An image of Chanel’s Taikoo Guangzhou salon shared by a Chinese netizen on Xiaohongshu.

According to local media reports, the Shenzhen MixC salon, connected to the French luxury house’s first retail outpost in the city, will span more than 4,300 square feet and takes over a spot previously occupied by Brooks Brothers. According to local media reports, the renovation of the “little black room” might have cost the brand an estimated 43 million renminbi, or $6 million.

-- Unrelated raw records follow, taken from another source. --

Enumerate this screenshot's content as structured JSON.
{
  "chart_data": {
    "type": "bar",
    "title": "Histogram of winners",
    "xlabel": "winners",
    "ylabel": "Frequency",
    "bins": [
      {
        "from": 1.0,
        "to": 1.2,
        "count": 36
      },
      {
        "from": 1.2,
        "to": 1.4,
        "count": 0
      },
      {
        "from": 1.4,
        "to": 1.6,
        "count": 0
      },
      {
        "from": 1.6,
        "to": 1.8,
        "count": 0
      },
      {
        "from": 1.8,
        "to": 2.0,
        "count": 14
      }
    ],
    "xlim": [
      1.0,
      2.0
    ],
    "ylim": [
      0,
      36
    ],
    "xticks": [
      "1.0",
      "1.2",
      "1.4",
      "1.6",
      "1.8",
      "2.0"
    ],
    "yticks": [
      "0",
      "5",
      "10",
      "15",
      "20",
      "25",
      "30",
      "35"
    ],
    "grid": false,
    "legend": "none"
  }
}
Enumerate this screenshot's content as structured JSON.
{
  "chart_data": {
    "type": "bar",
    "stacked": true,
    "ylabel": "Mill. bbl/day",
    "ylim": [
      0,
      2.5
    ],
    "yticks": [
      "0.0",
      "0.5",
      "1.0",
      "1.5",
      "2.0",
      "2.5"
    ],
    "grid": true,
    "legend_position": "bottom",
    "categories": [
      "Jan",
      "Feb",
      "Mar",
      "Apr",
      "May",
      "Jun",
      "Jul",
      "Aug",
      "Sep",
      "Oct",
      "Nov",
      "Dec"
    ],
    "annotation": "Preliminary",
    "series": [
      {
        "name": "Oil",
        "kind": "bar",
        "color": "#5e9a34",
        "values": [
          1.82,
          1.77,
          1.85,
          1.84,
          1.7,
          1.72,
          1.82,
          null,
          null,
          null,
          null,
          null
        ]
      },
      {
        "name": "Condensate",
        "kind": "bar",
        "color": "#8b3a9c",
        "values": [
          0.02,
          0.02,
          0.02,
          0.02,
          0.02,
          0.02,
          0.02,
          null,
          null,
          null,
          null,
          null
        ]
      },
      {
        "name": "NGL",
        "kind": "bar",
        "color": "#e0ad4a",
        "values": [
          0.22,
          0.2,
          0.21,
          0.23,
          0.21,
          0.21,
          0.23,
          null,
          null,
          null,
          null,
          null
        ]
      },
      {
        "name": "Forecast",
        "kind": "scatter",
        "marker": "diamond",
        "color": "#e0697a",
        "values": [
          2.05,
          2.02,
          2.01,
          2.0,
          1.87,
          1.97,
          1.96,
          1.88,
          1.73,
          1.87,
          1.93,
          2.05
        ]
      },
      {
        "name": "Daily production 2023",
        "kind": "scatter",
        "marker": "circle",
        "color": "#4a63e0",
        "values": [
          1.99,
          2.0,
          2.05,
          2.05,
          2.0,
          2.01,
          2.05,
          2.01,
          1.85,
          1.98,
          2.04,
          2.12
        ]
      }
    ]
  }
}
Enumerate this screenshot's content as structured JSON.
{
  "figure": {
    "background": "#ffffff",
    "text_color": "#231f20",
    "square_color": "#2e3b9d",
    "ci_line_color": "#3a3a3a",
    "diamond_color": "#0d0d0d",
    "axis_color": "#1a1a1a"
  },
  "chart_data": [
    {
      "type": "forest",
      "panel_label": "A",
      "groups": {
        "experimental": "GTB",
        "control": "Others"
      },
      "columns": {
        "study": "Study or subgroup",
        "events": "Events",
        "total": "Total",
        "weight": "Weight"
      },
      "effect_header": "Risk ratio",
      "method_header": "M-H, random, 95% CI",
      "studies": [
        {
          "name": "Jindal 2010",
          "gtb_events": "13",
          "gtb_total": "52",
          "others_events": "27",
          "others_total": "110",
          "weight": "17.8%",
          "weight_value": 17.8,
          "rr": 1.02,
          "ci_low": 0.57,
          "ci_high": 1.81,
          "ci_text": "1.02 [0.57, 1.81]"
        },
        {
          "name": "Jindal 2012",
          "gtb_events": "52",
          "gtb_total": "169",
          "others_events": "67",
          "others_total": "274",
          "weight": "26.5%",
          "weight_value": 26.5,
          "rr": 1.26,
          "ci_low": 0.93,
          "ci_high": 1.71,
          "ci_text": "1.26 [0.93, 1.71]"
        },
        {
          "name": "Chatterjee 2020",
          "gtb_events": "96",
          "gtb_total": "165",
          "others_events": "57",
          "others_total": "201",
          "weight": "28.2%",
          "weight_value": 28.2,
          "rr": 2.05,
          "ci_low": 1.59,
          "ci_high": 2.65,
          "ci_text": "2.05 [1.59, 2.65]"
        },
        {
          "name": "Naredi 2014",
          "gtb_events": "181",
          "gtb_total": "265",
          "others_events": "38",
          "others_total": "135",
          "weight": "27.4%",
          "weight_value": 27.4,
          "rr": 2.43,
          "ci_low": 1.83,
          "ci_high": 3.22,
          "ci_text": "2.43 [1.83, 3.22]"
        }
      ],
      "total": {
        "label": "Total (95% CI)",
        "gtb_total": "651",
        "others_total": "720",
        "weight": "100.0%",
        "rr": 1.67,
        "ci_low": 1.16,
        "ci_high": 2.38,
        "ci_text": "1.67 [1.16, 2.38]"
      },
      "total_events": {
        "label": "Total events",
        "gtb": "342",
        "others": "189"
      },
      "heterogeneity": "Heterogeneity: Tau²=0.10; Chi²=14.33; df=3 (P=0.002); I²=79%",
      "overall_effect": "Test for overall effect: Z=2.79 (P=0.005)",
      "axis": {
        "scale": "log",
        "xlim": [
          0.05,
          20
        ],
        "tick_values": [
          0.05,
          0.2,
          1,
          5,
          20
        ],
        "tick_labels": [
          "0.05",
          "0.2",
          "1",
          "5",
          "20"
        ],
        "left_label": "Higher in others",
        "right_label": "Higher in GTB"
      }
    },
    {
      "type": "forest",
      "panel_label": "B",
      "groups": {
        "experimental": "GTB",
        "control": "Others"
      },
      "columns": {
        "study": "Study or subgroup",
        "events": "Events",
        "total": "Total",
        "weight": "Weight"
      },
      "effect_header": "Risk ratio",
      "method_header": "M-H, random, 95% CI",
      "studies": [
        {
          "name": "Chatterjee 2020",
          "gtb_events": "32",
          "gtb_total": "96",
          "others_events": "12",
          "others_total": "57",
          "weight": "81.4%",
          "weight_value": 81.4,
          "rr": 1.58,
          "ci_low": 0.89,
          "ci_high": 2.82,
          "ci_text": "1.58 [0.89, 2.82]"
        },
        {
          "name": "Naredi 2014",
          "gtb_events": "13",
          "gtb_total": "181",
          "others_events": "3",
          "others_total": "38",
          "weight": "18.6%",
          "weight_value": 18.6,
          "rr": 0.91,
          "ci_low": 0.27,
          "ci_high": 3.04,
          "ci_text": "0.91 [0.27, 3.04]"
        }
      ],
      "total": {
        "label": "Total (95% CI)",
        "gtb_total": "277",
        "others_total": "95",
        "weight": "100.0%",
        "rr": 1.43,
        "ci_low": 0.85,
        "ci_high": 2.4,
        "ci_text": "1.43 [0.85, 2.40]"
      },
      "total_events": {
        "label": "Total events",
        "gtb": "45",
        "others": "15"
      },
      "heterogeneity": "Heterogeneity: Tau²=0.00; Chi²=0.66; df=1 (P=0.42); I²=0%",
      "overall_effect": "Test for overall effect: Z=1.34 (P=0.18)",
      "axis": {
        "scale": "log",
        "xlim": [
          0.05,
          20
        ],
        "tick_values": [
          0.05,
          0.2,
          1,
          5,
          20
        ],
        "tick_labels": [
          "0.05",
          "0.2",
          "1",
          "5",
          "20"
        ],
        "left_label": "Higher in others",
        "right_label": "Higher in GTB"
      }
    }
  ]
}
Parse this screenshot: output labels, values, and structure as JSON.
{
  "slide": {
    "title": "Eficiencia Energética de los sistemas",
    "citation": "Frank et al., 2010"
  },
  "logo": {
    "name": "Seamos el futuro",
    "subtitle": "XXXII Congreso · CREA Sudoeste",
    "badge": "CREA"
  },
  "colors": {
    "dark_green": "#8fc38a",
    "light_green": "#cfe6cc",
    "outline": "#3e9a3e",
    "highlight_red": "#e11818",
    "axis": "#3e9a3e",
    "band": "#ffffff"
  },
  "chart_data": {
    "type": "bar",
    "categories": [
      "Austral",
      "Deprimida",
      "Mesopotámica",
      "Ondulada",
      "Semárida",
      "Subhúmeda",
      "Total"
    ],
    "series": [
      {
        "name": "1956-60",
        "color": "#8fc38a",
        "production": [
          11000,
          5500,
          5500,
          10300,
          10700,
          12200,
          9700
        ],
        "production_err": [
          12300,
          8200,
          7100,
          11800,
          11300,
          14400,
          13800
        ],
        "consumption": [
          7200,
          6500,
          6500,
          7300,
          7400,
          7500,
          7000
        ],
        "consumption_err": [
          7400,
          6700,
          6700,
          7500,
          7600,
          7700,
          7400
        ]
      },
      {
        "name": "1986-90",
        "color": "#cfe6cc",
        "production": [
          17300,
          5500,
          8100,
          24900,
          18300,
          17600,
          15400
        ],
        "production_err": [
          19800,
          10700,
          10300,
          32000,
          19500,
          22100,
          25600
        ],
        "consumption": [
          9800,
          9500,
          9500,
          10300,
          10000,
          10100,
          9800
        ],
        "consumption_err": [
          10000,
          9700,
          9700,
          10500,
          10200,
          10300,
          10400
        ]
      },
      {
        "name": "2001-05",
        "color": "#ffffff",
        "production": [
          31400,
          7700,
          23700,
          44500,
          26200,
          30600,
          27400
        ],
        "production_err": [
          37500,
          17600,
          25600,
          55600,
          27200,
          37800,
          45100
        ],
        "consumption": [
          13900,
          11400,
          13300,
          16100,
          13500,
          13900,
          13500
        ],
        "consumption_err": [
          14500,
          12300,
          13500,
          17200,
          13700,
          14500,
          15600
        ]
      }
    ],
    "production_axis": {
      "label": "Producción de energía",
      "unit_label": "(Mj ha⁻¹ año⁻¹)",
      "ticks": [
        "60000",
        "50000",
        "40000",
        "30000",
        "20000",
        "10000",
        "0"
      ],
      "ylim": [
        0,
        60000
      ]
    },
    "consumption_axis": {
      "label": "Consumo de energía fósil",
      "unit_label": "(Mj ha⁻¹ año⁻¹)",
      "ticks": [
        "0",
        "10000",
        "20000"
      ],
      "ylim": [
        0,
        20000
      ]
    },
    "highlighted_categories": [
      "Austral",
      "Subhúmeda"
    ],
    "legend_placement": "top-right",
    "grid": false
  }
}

A revamped Chengdu IFS store and an in-store VIP salon are also set to open in October, according to images of the storefront hoarding shared on Xiaohongshu.

The trio of exclusive boutiques adds to Chanel’s roster of exclusive retail outposts in the region. During the COVID-19 pandemic, Chanel quietly launched the SKP Beijing and Plaza 66 salons.

An image of Chanel's Plaza 66 salon shared by a Chinese netizen on Xiaohongshu.
An image of Chanel’s Plaza 66 salon shared by a Chinese netizen on Xiaohongshu.

Chanel’s effort to woo big spenders, or “nurtured local clienteles,” as Philippe Blondiaux, Chanel’s group chief financial officer, puts it, helped the brand boost 2022 revenues in the Asia Pacific region by 14.3 percent to $8.65 billion, with double-digit gains in the mainland China market.

Chanel is not the only brand adopting a VIP-first retail strategy in China. Luxury power brands such as Dior and Louis Vuitton have been revamping their existing flagships to include expansive VIP areas where high spenders can browse exclusive offerings while sipping Champagne.

According to Bain & Co., the Chinese luxury market will be driven by the top 2 percent of luxury spenders, as the expanding middle class begins to rationalize spending due to challenging economic outlooks.